To satisfy the foresee growth in the demand of electricity in the coming years, the European energy balance should include all available energy technology, including nuclear energy. For this reason, nuclear energy should contribute to alleviate energy supply dependency, local air pollution, and global climate change in the European region in the future, at least in several of its member states. The EU’s energy plan envisages the following three goals:
• A 20 % cut in EU’s GHG emissions (or 30 % as part of an international agreement);
• A 20 % energy’s share from renewable sources;
• A 20 % increase in energy efficiency.
These targets are to be achieved by the year 2020. The ultimate goal of the plan is to limit the average global temperature rise to 2 °C (Blohm-Hieber 2008).
In 2004, the nuclear share of electricity production in the EU reached 31 %, which represents a “non-emission” to the atmosphere of nearly 900 million tons of CO2 per year.3 This represents almost the quantity of carbon dioxide produced annually by the transport sector. Given these facts, it is very unlikely that the goal of a 20 % CO2 emission reduction by 2020 can be achieved, if the EU energy mix does not include an important share of nuclear energy. It is important to highlight that unless Europe can make domestic energy more competitive in the next 20–30 years, between 60 and 70 % of the EU energy requirements, compared with 50 % today, will be met by reliance on imports from regions threatened by insecurity.
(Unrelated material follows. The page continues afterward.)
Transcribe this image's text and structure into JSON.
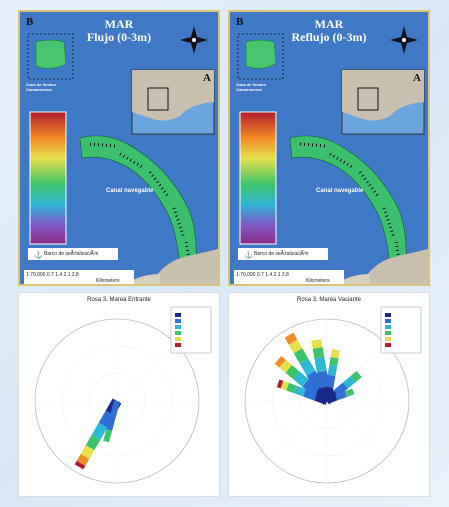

According to some expert opinion, not only it is expected that this dependence would increase up to 60–70 % by 2030, but reliance on imports of natural gas is expected to increase from 57 to 84 % by 2030. In the case of oil, this increase would be from 82 to 93 % (Morales Pedraza 2008).
The European region, particularly the EU, is consuming more and more energy and importing more and more energy products in order to satisfy its increasing energy needs. External dependence for energy is constantly increasing and this situation is considered by many politicians and experts very dangerous from the political and economic point of view. If no measures are taken, in the next 20–30 years, 70 % or more of the EU’s energy requirements will be covered by energy imported from outside the European region. Why the EU is increasing its energy import from outside the region (see Fig. 8.2)? One of the main reasons is that the energy production within the EU is decreasing and there are not exploiting as much as they could their indigenous and renewable sources of energy. Instead of moving toward the stated objective of a 12 % share for renewables in the European region energy balance, the region is stagnating around the 6 % mark, which is half of the agreed objective. Despite of the efforts made during the past years by several European countries to increase the share of renewable energy in the energy balance mix, the outcome of these efforts is not enough and has no change significantly the current composition of the energy balance within the region as a whole.